Gender-based message values

Is there a gender difference in newsworthiness? Is a woman’s marital status more newsworthy than a man’s, is her style of dress more newsworthy or is it the haircut that just doesn’t fit? How can we actually define gender-neutral news value? How do we deal with it when it is said that there are simply fewer female experts in a field and this is taken as a reason to report only about a man again?

During the three days of the workshop, we repeatedly looked at our own texts and those of other media professionals and analysed them from various points of view. How can we finally invalidate typical framing such as „politics is a male domain“ or „women can’t have everything“, „women are too emotional“ and exclude them in the future? Which country-specific framings exist? Which are global?

Critical discourse analysis

Using critical discourse analysis, we were able to uncover the gender-specific use of words, semantics and phrases and examine our own writing habits. Of course, we also looked at pictures, videos and reporting in social media. Where are there conspicuous features here? In part, there are subtle elements that make female politicians appear weaker, more emotional, more incompetent. For example, we often find female politicians with their whole body in the picture instead of just as a portrait; legs are also a popular motif. Furthermore, conspicuous features can be seen in the visual interaction with male colleagues or partners.

Networking power

Besides the important input, networking played a major role. At the end, the realisation that although the challenge a little different from country to country, basically everyone should urgently do something for gender-neutral portrayal of politicians.
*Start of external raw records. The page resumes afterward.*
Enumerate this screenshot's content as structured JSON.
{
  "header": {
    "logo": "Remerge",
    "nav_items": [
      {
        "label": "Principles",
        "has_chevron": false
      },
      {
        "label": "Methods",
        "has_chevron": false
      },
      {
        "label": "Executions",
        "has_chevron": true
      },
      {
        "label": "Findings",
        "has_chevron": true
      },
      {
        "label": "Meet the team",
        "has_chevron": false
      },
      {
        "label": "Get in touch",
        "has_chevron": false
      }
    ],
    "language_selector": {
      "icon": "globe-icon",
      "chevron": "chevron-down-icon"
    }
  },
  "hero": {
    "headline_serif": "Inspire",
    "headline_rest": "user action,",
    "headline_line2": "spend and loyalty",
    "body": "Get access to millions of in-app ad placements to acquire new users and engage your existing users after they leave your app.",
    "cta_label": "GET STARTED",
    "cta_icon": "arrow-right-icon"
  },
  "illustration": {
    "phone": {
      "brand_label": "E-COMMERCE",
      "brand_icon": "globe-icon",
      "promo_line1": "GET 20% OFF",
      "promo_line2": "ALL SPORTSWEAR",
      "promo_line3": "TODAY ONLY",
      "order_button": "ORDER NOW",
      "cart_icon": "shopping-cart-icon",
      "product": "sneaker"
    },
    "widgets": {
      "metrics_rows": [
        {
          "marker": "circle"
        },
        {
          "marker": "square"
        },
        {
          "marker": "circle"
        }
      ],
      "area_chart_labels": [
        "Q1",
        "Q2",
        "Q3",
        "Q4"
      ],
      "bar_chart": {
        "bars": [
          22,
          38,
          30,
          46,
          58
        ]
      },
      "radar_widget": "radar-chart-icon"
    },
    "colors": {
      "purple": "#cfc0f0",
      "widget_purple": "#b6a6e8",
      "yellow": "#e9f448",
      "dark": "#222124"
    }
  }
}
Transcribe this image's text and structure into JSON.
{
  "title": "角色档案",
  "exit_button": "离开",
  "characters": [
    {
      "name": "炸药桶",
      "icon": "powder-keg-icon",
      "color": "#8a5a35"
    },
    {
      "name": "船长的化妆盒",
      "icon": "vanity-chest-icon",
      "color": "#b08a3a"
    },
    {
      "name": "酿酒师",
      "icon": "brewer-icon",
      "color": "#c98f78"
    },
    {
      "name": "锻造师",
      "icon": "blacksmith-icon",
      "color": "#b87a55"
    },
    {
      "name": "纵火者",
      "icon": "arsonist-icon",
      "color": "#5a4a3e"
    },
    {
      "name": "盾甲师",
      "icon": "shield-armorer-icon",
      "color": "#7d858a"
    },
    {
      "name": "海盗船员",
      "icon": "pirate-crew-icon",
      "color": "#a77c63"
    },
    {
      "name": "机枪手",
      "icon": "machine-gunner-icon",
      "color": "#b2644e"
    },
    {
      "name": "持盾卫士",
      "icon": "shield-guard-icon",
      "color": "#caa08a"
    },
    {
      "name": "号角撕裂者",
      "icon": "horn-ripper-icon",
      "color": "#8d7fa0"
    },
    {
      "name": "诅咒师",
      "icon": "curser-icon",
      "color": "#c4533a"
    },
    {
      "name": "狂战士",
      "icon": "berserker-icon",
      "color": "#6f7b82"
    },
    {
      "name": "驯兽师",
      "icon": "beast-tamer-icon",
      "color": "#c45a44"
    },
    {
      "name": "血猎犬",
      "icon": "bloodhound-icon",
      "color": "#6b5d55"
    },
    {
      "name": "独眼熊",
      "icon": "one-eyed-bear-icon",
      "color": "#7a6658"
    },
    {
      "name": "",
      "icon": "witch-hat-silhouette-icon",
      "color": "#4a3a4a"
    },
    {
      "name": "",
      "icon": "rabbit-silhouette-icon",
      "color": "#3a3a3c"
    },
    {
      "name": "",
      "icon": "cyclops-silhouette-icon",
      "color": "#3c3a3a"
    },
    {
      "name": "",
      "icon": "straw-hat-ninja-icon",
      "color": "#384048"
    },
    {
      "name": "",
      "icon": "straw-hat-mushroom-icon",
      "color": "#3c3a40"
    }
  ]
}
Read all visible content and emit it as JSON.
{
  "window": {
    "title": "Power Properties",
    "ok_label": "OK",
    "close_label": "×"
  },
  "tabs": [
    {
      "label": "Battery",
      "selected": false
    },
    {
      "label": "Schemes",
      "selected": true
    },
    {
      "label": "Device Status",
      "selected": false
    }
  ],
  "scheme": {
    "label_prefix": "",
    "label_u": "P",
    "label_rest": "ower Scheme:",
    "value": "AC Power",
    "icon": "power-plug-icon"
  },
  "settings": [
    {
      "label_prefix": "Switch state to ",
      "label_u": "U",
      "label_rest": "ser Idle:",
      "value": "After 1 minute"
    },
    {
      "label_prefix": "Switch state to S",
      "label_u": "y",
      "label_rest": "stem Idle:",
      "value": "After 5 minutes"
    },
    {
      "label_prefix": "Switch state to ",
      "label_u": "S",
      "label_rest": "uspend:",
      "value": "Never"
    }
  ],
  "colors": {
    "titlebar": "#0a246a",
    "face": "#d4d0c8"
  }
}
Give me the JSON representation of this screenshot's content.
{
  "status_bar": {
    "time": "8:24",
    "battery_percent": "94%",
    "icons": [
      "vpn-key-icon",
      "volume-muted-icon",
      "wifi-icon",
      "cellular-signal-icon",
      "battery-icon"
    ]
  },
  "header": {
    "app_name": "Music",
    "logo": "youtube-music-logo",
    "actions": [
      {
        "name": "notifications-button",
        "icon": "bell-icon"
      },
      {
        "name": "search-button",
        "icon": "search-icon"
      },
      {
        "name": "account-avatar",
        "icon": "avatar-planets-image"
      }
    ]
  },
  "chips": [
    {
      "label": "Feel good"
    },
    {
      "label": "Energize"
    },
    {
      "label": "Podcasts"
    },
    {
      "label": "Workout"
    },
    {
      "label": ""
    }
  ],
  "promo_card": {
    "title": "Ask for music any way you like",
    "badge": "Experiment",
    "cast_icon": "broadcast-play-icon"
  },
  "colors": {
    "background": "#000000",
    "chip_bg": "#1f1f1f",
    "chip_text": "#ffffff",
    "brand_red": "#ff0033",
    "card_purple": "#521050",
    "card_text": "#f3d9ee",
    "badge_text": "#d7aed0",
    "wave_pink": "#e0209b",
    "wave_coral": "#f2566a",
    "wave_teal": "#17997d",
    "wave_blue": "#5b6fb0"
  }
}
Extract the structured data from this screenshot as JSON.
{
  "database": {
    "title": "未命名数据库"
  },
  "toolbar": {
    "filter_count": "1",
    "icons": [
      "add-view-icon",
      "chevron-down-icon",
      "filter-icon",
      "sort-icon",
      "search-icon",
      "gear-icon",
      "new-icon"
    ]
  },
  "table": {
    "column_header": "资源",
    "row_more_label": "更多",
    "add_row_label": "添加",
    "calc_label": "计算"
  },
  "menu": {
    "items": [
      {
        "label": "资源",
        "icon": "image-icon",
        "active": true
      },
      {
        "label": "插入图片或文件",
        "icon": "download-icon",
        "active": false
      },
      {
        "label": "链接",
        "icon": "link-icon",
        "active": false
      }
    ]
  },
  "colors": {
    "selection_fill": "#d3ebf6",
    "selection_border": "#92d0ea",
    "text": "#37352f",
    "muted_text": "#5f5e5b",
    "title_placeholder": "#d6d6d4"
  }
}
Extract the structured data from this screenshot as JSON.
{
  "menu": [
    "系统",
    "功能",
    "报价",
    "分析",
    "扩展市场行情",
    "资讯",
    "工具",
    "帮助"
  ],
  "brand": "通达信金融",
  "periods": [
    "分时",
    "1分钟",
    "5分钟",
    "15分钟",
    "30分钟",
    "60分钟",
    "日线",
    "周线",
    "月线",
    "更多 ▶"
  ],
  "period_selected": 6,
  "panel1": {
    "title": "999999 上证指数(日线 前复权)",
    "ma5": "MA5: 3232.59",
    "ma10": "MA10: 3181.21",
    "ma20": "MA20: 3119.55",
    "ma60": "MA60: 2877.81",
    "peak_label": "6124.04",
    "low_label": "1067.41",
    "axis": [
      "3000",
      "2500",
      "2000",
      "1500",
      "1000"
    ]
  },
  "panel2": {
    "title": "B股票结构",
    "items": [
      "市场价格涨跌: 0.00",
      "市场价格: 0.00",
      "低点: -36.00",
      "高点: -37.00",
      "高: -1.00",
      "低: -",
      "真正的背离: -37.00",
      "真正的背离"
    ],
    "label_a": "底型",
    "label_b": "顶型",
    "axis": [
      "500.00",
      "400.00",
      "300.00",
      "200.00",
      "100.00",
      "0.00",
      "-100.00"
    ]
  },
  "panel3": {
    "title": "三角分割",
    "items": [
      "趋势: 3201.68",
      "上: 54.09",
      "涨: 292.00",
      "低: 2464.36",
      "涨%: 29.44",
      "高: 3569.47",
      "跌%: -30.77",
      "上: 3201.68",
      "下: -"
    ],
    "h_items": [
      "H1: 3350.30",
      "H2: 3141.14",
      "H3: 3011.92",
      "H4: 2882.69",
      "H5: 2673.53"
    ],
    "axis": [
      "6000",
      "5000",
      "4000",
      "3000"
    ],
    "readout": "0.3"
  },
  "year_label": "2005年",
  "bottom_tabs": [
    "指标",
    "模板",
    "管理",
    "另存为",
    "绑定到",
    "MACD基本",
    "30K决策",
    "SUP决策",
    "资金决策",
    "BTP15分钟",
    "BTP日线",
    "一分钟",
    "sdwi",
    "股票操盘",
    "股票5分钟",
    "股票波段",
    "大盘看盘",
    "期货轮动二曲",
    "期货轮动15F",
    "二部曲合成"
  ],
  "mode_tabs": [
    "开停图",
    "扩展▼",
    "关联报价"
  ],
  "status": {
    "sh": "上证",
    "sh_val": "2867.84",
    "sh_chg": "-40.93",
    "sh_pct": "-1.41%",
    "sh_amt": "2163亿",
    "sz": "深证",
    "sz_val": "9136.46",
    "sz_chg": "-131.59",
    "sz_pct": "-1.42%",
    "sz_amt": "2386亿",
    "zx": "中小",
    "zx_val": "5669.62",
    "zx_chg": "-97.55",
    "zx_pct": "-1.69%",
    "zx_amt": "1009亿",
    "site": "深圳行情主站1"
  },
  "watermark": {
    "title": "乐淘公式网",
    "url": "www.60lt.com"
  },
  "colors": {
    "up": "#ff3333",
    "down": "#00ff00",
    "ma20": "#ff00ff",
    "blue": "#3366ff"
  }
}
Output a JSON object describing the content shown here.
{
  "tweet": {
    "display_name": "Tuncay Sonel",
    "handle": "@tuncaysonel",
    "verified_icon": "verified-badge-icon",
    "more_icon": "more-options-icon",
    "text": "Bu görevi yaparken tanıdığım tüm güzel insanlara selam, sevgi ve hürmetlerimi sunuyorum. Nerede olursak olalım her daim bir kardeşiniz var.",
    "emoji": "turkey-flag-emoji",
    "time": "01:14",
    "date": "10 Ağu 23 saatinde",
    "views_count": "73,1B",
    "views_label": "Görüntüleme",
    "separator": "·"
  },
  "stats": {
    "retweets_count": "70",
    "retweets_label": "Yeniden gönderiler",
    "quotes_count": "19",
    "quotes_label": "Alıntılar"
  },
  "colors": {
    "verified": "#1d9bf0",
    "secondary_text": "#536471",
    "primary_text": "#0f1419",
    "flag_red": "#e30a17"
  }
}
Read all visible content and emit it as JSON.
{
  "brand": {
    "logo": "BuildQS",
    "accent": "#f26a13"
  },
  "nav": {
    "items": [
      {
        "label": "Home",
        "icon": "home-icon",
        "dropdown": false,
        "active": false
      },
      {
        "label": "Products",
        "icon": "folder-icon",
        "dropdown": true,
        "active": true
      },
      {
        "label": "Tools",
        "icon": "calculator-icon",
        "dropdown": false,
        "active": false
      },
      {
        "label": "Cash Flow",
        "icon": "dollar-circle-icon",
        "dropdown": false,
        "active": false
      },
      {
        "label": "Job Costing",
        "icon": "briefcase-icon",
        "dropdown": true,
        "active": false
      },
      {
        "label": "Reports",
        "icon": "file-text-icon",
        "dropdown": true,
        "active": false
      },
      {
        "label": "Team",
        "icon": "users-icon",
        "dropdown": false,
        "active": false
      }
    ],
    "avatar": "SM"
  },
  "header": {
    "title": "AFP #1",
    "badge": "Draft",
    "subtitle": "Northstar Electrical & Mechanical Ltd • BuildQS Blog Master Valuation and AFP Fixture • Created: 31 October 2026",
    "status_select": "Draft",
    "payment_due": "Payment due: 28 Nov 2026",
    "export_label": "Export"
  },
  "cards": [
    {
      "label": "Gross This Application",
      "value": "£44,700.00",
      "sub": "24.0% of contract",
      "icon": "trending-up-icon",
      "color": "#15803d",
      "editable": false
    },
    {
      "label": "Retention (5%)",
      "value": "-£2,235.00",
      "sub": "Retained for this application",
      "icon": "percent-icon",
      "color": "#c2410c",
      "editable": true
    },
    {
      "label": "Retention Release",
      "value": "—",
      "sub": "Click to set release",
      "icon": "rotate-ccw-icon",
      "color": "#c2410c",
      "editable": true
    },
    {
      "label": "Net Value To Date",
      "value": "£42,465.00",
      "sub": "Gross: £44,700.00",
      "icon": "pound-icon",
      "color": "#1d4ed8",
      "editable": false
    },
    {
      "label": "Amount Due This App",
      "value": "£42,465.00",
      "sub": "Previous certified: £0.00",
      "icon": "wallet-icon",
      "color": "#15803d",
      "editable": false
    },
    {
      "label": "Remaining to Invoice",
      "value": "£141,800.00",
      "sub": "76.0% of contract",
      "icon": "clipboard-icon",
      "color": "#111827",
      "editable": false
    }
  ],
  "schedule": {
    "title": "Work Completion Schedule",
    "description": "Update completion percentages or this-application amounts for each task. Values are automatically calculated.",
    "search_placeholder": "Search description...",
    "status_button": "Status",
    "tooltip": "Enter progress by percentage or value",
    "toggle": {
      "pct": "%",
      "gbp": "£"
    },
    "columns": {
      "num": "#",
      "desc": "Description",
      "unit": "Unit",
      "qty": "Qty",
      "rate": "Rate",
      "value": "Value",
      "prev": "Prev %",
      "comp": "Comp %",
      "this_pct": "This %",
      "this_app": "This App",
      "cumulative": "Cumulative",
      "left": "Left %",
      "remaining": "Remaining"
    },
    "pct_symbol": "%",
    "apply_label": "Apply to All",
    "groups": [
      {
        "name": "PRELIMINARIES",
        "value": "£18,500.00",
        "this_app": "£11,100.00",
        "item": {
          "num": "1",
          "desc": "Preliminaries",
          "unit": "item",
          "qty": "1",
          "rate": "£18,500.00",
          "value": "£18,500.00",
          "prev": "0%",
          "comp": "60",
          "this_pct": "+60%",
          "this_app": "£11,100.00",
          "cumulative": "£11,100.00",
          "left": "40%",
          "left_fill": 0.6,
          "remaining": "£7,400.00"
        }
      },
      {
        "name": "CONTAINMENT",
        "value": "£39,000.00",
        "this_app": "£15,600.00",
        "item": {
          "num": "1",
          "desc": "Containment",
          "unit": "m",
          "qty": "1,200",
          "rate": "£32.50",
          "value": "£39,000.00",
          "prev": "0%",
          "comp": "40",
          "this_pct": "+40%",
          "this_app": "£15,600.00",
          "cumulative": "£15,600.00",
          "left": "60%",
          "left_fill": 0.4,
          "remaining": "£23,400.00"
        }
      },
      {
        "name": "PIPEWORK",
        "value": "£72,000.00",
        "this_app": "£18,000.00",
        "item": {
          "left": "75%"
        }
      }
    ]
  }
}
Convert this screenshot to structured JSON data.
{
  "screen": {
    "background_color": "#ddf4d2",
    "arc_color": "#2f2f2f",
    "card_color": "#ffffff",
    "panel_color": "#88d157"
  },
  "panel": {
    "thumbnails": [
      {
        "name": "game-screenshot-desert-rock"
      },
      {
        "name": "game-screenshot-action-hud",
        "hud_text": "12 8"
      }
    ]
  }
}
A big thank you goes to Pamela Morinière and Nisrine Salameh from the IFJ who accompanied the training. And Christos Christofides from the Union of Cyprus Journalists.

Creating broad awareness and bringing everyone along

The result of the time in Cyprus: one of the main tasks will be to first create a broader awareness of the topic, both among individuals and in the editorial and management teams. The biggest challenge will probably be to inspire even those for training who deny that gender-based reporting exists at all or those who see no problem in it.

In any case, I am looking forward to training many colleagues on the topic soon. Maybe even together with colleagues in transnational workshops.

And I will also be travelling to Cyprus again soon. To get to know the country, people and animals in a relaxed way.